Why it works: Recognition triggers buy-in. When teams feel feedback is theirs to respond to, it activates pride and initiative.

3. Recognition for Emotional Impact

How: Create "Guest Wow" boards. Invite guests to leave post-its about specific staff members. Highlight one story per week in team meetings.

Why it works: Recognition of emotional labor validates the human side of hospitality — and builds service culture from within.

4. Upskill in Empathy and Storytelling

How: Run short training modules on how to tell a good local story, how to read guest body language, how to personalize a goodbye.

Why it works: In an experience economy, emotional intelligence is as valuable as speed or accuracy.

5. Co-Design Experiments

How: Run a quarterly "service hackathon." Staff pitch small concepts (e.g., new welcome ritual, sunset storytelling, mini eco-tour). Provide $100 budgets and 2 weeks to test. Evaluate guest response.

Why it works: When employees experiment, they shift from executors to designers. This builds confidence, capacity, and retention.

The Frontline Isn't the Last Link — It's the First Step

Before your guest checks in, someone checks them in. Before your guest relaxes, someone sets the stage. Before your guest posts a review, someone created that moment.
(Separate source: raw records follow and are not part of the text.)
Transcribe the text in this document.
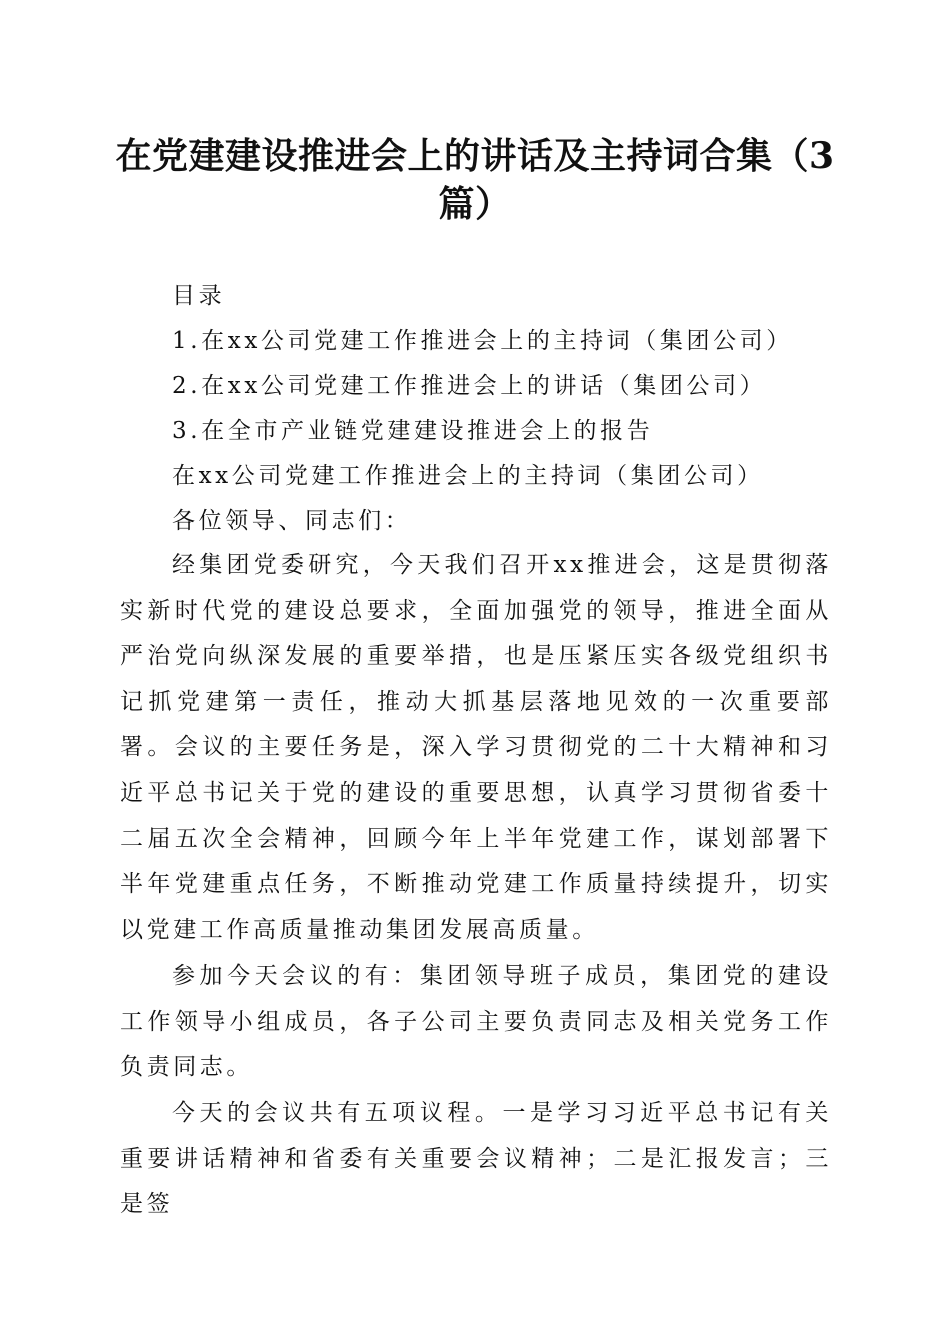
在党建建设推进会上的讲话及主持词合集（3篇）
目录
1.在xx公司党建工作推进会上的主持词（集团公司）
2.在xx公司党建工作推进会上的讲话（集团公司）
3.在全市产业链党建建设推进会上的报告
在xx公司党建工作推进会上的主持词（集团公司）
各位领导、同志们：
经集团党委研究，今天我们召开xx推进会，这是贯彻落实新时代党的建设总要求，全面加强党的领导，推进全面从严治党向纵深发展的重要举措，也是压紧压实各级党组织书记抓党建第一责任，推动大抓基层落地见效的一次重要部署。会议的主要任务是，深入学习贯彻党的二十大精神和习近平总书记关于党的建设的重要思想，认真学习贯彻省委十二届五次全会精神，回顾今年上半年党建工作，谋划部署下半年党建重点任务，不断推动党建工作质量持续提升，切实以党建工作高质量推动集团发展高质量。
参加今天会议的有：集团领导班子成员，集团党的建设工作领导小组成员，各子公司主要负责同志及相关党务工作负责同志。
今天的会议共有五项议程。一是学习习近平总书记有关重要讲话精神和省委有关重要会议精神；二是汇报发言；三是签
Innovation doesn't only come from the top. It lives on the floor, behind the bar, at the front desk. Let's redesign the employee experience — not just to retain staff, but to unlock the innovation already working among us.

References

Heskett, J.L., Jones, T.O., Loveman, G.W., Sasser, W.E. and Schlesinger, L.A. (1994). Putting the service-profit chain to work. Harvard Business Review, 72(2), pp.164–174.

Lee, Y.J., Kim, M. and Choi, Y.S. (2024). Empowering front-line employees for service innovation. Journal of Hospitality and Tourism Management, 60, pp.130–141.

Pine, B.J. and Gilmore, J.H. (1999). The Experience Economy. Harvard Business School Press.

UNWTO. (2024). Skills Development for a Resilient Tourism Workforce. Madrid: United Nations World Tourism Organization.

Zhang, X., He, Y. and Liu, L. (2025). Unlocking employee-driven innovation in hospitality. International Journal of Contemporary Hospitality Management, 37(1), pp.45–67.

Aires, L.V. (2025). Service innovation in Brazilian tourism SMEs: Beyond managerial intent. European Journal of Tourism Research, 38, pp.1–15.